For a power example, suppose an experiment compares two independent groups and wants to detect an absolute rate change from 0.40 to 0.45 with 80% power at alpha 0.05. The resulting per-group sample is large because a five-point absolute difference is modest relative to the variability of a binary outcome. If that sample is unrealistic, the honest next step is to revisit the effect size, allocation, outcome definition, or study design rather than reporting a small study as if it had the desired power.
Common mistakes
Entering percentages as whole numbers
Use 0.05 for a five percentage-point margin of error, not 5. The formulas work on the proportion scale.
Treating the result as a recruitment count
The output is the analyzable sample size. Recruitment targets usually need to be larger after nonresponse, attrition, and exclusions are considered.
Using an optimistic standard deviation
A too-small planning standard deviation makes a study look easier than it is. Use pilot data, prior literature, or a conservative sensitivity check.
Confusing absolute and relative effects
The power modes use absolute differences. A relative lift must be translated into the resulting difference on the original outcome scale.
Changing power assumptions after seeing feasibility
Lowering power or raising alpha can make the required sample smaller, but it also changes the error behavior of the planned test.

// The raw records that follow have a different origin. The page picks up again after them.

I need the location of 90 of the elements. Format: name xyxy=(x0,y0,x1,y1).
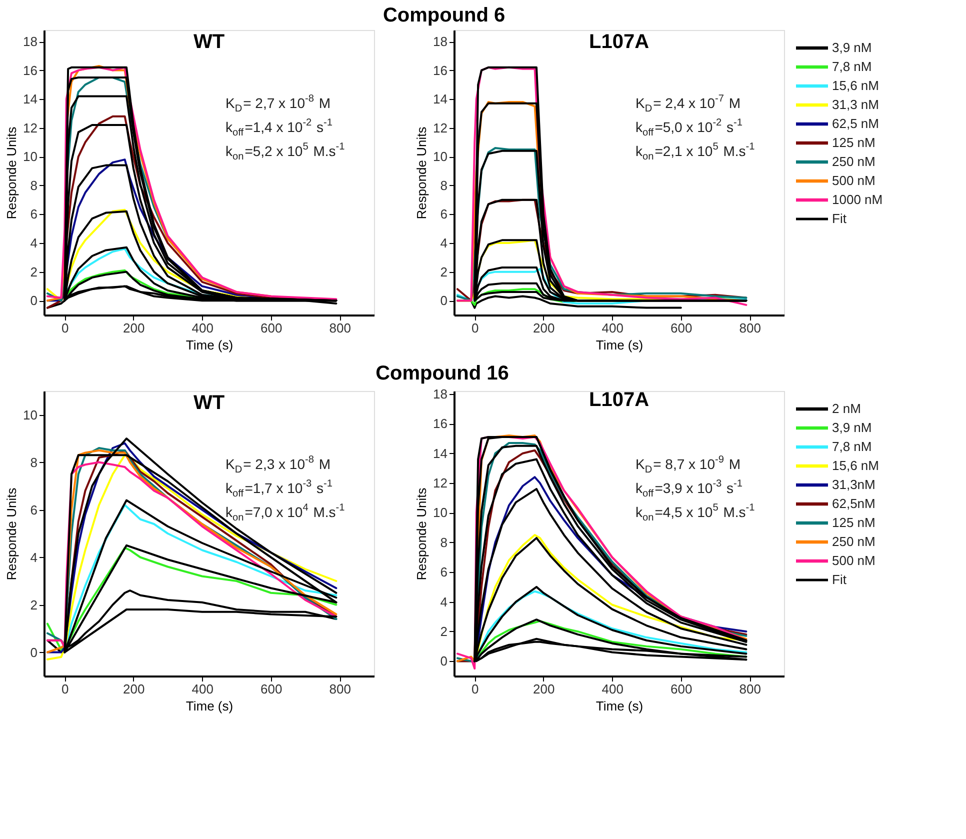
y-tick-label: 12 xyxy=(23,120,38,136)
legend-label: 31,3 nM xyxy=(832,97,879,112)
y-tick-label: 18 xyxy=(433,34,448,50)
x-tick-label: 200 xyxy=(533,320,555,336)
y-tick-label: 16 xyxy=(23,62,38,78)
y-tick-label: 8 xyxy=(30,178,38,193)
legend-label: Fit xyxy=(832,211,847,226)
x-tick-label: 400 xyxy=(602,682,624,696)
y-tick-label: 0 xyxy=(30,644,38,660)
y-tick-label: 6 xyxy=(30,206,38,222)
x-axis-title: Time (s) xyxy=(596,338,644,352)
x-tick-label: 400 xyxy=(192,320,214,336)
y-tick-label: 10 xyxy=(433,149,448,164)
y-tick-label: 10 xyxy=(23,407,38,422)
chart-title: WT xyxy=(193,31,225,53)
x-axis-title: Time (s) xyxy=(186,698,234,714)
y-tick-label: 4 xyxy=(30,236,38,251)
y-tick-label: 16 xyxy=(433,62,448,78)
chart-title: WT xyxy=(193,392,225,414)
legend-label: 125 nM xyxy=(832,515,876,530)
y-tick-label: 14 xyxy=(433,92,448,107)
y-tick-label: 8 xyxy=(440,534,448,550)
x-tick-label: 400 xyxy=(602,320,624,336)
y-tick-label: 12 xyxy=(433,476,448,491)
y-axis-title: Responde Units xyxy=(4,126,20,220)
y-tick-label: 4 xyxy=(440,594,448,610)
legend-label: 7,8 nM xyxy=(832,59,872,74)
y-tick-label: 4 xyxy=(440,236,448,251)
y-tick-label: 6 xyxy=(440,564,448,580)
legend-label: 125 nM xyxy=(832,135,876,150)
y-tick-label: 14 xyxy=(23,92,38,107)
y-axis-title: Responde Units xyxy=(414,126,430,220)
x-axis-title: Time (s) xyxy=(186,338,234,352)
y-tick-label: 18 xyxy=(23,34,38,50)
y-tick-label: 10 xyxy=(23,149,38,164)
x-tick-label: 0 xyxy=(62,682,69,696)
y-axis-title: Responde Units xyxy=(4,487,20,580)
y-tick-label: 0 xyxy=(440,293,448,308)
legend-label: 15,6 nM xyxy=(832,78,879,93)
y-tick-label: 6 xyxy=(440,206,448,222)
text: Compound 16 xyxy=(376,362,509,384)
y-tick-label: 8 xyxy=(30,454,38,470)
chart-title: L107A xyxy=(588,31,650,53)
legend-label: 62,5 nM xyxy=(832,116,879,131)
y-tick-label: 0 xyxy=(440,654,448,669)
x-tick-label: 800 xyxy=(329,682,351,696)
legend-label: 31,3nM xyxy=(832,477,876,492)
legend-label: 3,9 nM xyxy=(832,40,872,55)
y-tick-label: 18 xyxy=(433,386,448,402)
x-tick-label: 200 xyxy=(123,320,145,336)
legend-label: 500 nM xyxy=(832,173,876,188)
x-tick-label: 600 xyxy=(260,682,282,696)
y-tick-label: 8 xyxy=(440,178,448,193)
x-axis-title: Time (s) xyxy=(596,698,644,714)
legend-label: Fit xyxy=(832,572,847,587)
x-tick-label: 400 xyxy=(192,682,214,696)
y-tick-label: 12 xyxy=(433,120,448,136)
y-tick-label: 4 xyxy=(30,550,38,565)
x-tick-label: 0 xyxy=(472,682,479,696)
y-tick-label: 2 xyxy=(440,264,448,280)
y-tick-label: 14 xyxy=(433,446,448,461)
y-tick-label: 2 xyxy=(30,264,38,280)
legend-label: 500 nM xyxy=(832,553,876,568)
y-tick-label: 16 xyxy=(433,416,448,432)
y-tick-label: 6 xyxy=(30,502,38,518)
x-tick-label: 0 xyxy=(62,320,69,336)
legend-label: 1000 nM xyxy=(832,192,883,207)
x-tick-label: 800 xyxy=(739,320,761,336)
x-tick-label: 200 xyxy=(533,682,555,696)
y-tick-label: 2 xyxy=(30,597,38,612)
y-axis-title: Responde Units xyxy=(414,487,430,580)
legend-label: 2 nM xyxy=(832,401,861,416)
y-tick-label: 2 xyxy=(440,624,448,639)
x-tick-label: 200 xyxy=(123,682,145,696)
x-tick-label: 600 xyxy=(670,682,692,696)
y-tick-label: 10 xyxy=(433,505,448,520)
text: Compound 6 xyxy=(382,4,506,26)
legend-label: 250 nM xyxy=(832,534,876,549)
legend-label: 15,6 nM xyxy=(832,458,879,473)
y-tick-label: 0 xyxy=(30,293,38,308)
legend-label: 250 nM xyxy=(832,154,876,169)
x-tick-label: 600 xyxy=(260,320,282,336)
x-tick-label: 800 xyxy=(329,320,351,336)
legend-label: 7,8 nM xyxy=(832,439,872,454)
x-tick-label: 0 xyxy=(472,320,479,336)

Ignoring clustering or repeated measurements
Simple formulas assume independent observations. Clustered classrooms, clinics, households, or repeated measures often need a design effect or a different model.
FAQ
What does a sample size calculator estimate?
It estimates the minimum number of observations needed to reach a target margin of error or power under stated planning assumptions.
Why does a smaller margin of error need a larger sample?
Margin of error shrinks with the square root of sample size, so cutting the margin in half usually needs about four times as many observations.
What does statistical power mean?
Power is the probability that a planned test detects an effect of a specified size when that effect is really present.
Should I add extra sample for attrition?
Yes. The calculator gives the analyzable sample size before dropouts, unusable responses, exclusions, or design effects are added.